I would tell aspiring authors to really investigate your goals and be frank with yourself about why you want to do this. It’s a difficult path emotionally, creatively, and professionally and what will get you through the low points is being very clear about your “why”. It can also be incredibly rewarding, but knowing what you’re getting yourself into is key.

Writing and publishing are two different disciplines. Your “why” will inform whether you pursue traditional publishing or seek to self-publish. It will keep you going through rejections, delays, bad reviews, disappointment, and the imposter syndrome that we all go through. 

The other very important thing is to have a community to fall back on. Whether that’s a chapter of a professional organization like RWA, SFWA, SCWBI, and others, or a Facebook group, critique group, or writer’s circle, having others to commiserate and celebrate with you makes the journey much easier.

Is there a character in SONG OF BLOOD & STONE that you most relate to? How do you select names of your characters?

I think Jasminda represents various aspects of myself both as I am and as I’d like to be. She’s definitely bolder than I am, but her struggle to feel a part of things is one that I understand. 
As for naming my characters, for each nation, I asked questions about how the names should generally work. Things like: which prefixes and suffixes are common? Which letters and sounds are prevalent? Which letters or sounds either don’t exist or are more rare? So the Elsirans have a lot of double vowels in their names. Qs, Vs, and Zs are prominent, but there are no hard Cs. 

Lagrimari names generally don’t use Js. I set up which suffixes were for men and women and the types of sounds the names would have. There are only 9 last names in Lagrimar, corresponding with the Houses. Jasminda as a name is an exception. Her parents didn’t follow the naming conventions of either country for her or her brothers.

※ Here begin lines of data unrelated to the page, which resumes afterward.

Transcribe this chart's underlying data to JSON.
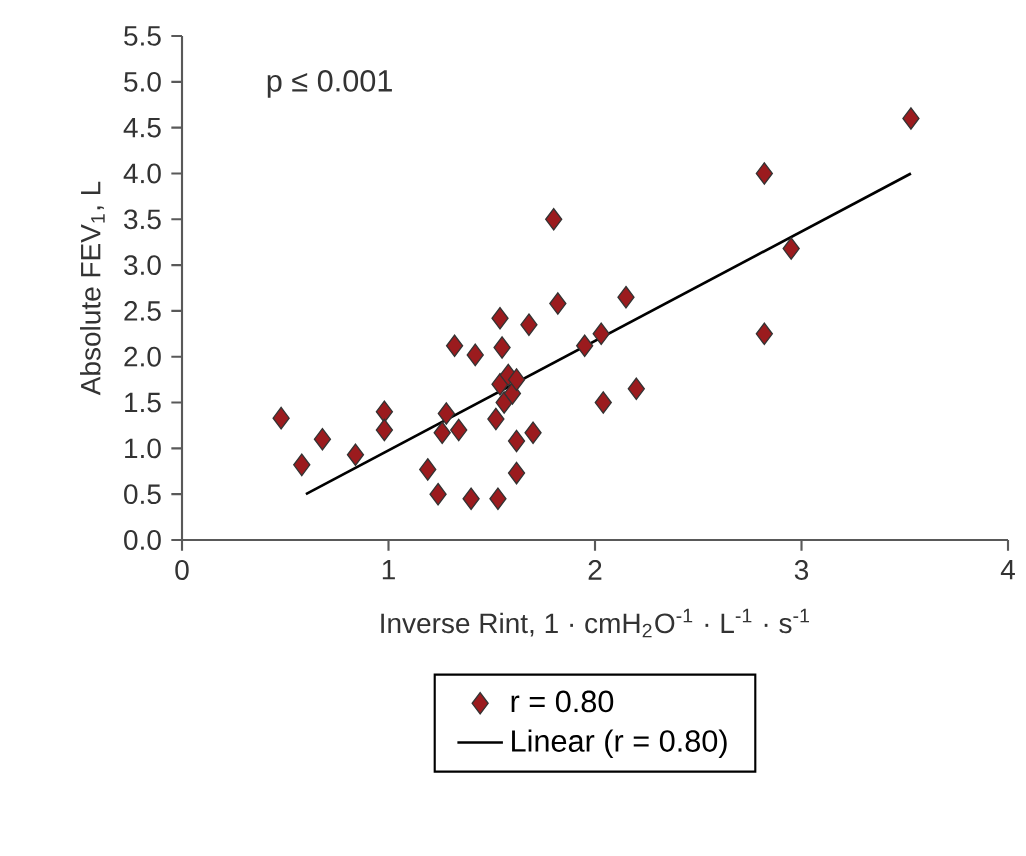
{
  "chart_data": {
    "type": "scatter",
    "xlabel": "Inverse Rint, 1 · cmH$_{2}$O$^{-1}$ · L$^{-1}$ · s$^{-1}$",
    "ylabel": "Absolute FEV$_{1}$, L",
    "annotations": [
      "p ≤ 0.001"
    ],
    "xlim": [
      0,
      4
    ],
    "xticks": [
      0,
      1,
      2,
      3,
      4
    ],
    "ylim": [
      0,
      5.5
    ],
    "yticks": [
      {
        "value": 0,
        "label": "0.0"
      },
      {
        "value": 0.5,
        "label": "0.5"
      },
      {
        "value": 1,
        "label": "1.0"
      },
      {
        "value": 1.5,
        "label": "1.5"
      },
      {
        "value": 2,
        "label": "2.0"
      },
      {
        "value": 2.5,
        "label": "2.5"
      },
      {
        "value": 3,
        "label": "3.0"
      },
      {
        "value": 3.5,
        "label": "3.5"
      },
      {
        "value": 4,
        "label": "4.0"
      },
      {
        "value": 4.5,
        "label": "4.5"
      },
      {
        "value": 5,
        "label": "5.0"
      },
      {
        "value": 5.5,
        "label": "5.5"
      }
    ],
    "legend": "bottom",
    "series": [
      {
        "name": "r = 0.80",
        "marker": "diamond",
        "color": "#9b1b1e",
        "x": [
          0.48,
          0.58,
          0.68,
          0.84,
          0.98,
          0.98,
          1.19,
          1.24,
          1.26,
          1.28,
          1.32,
          1.34,
          1.4,
          1.42,
          1.53,
          1.52,
          1.54,
          1.54,
          1.55,
          1.56,
          1.58,
          1.6,
          1.62,
          1.62,
          1.62,
          1.68,
          1.7,
          1.8,
          1.82,
          1.95,
          2.03,
          2.04,
          2.15,
          2.2,
          2.82,
          2.82,
          2.95,
          3.53
        ],
        "values": [
          1.33,
          0.82,
          1.1,
          0.93,
          1.4,
          1.2,
          0.77,
          0.5,
          1.17,
          1.38,
          2.12,
          1.2,
          0.45,
          2.02,
          0.45,
          1.32,
          1.7,
          2.42,
          2.1,
          1.5,
          1.8,
          1.6,
          1.75,
          1.08,
          0.73,
          2.35,
          1.17,
          3.5,
          2.58,
          2.12,
          2.25,
          1.5,
          2.65,
          1.65,
          4.0,
          2.25,
          3.18,
          4.6
        ]
      },
      {
        "name": "Linear (r = 0.80)",
        "type": "line",
        "color": "#000000",
        "x": [
          0.6,
          3.53
        ],
        "values": [
          0.5,
          4.0
        ]
      }
    ]
  }
}
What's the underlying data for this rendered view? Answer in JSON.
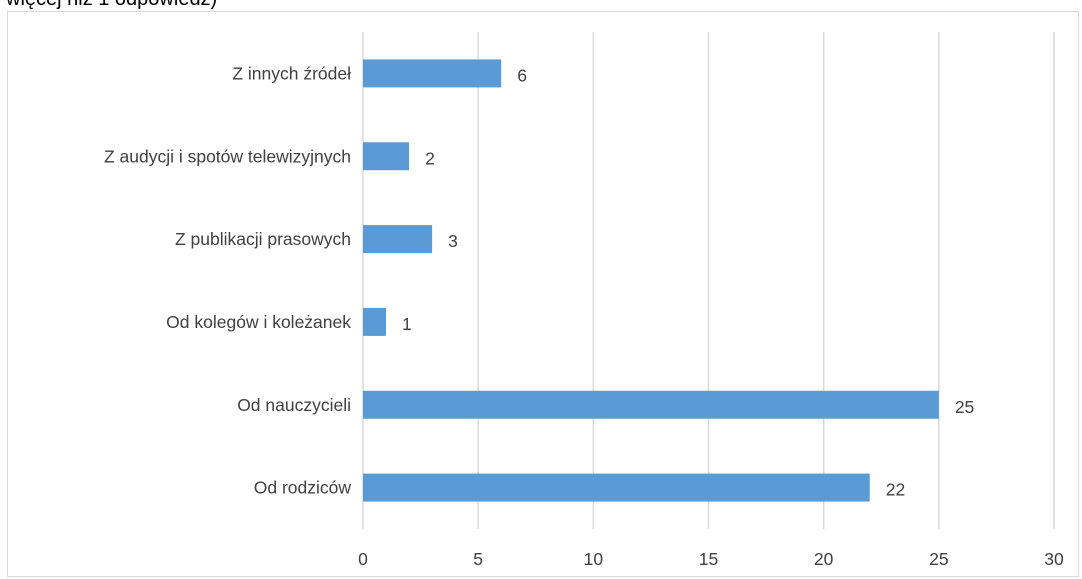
{
  "page": {
    "cut_title": "więcej niż 1 odpowiedź)"
  },
  "chart_data": {
    "type": "bar",
    "orientation": "horizontal",
    "categories": [
      "Z innych źródeł",
      "Z audycji i spotów telewizyjnych",
      "Z publikacji prasowych",
      "Od kolegów i koleżanek",
      "Od nauczycieli",
      "Od rodziców"
    ],
    "values": [
      6,
      2,
      3,
      1,
      25,
      22
    ],
    "xlim": [
      0,
      30
    ],
    "xticks": [
      0,
      5,
      10,
      15,
      20,
      25,
      30
    ],
    "data_labels": true,
    "grid": "vertical",
    "bar_color": "#5b9bd5",
    "grid_color": "#d9d9d9",
    "text_color": "#404040"
  }
}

Because their interracial relationship was unique, they wanted their children’s names to be distinctive as well.

What do you most hope that readers take away from SONG OF BLOOD AND STONE?

I really just hope readers enjoy the story and the characters. Jasminda is a heroine that I had been longing to see, so I hope people get as much joy and heartache from her story as I did when I wrote it. 

Can you tell us more about the next books in the series? What are you working on now?

Book 2, WHISPERS OF SHADOW & FLAME, follows a parallel timeline to SONG. It’s about Darvyn, a character we hear about in SONG who was the Earthsinger responsible for disguising Jack. The disguise’s failure gets Jack captured and he wonders what happened to Darvyn. So in WHISPERS, we find out. But it also pushes the story forward, showing what’s going on in Lagrimar in the days before the Mantle comes down and setting up the next challenge that Jack, Jasminda, and Darvyn will face.

Book 3, CRY OF METAL & BONE picks up the story of how Elsira and Lagrimar deal with the fall of the Mantle and the new threat facing the nations.

I’m also working on a brand-new series with dragons ☺.

What are your favorite books you would recommend to readers?

Among my favorites of all time are Wild Seed by Octavia Butler, The Sea of Tranquility by Katja Millay, Finnikin of the Rock by Melina Marchetta, Maybe Someday by Colleen Hoover, Daughter of Smoke & Bone by Laini Taylor and Sheltered by Charlotte Stein. I could go on and on, but I’ll leave it there.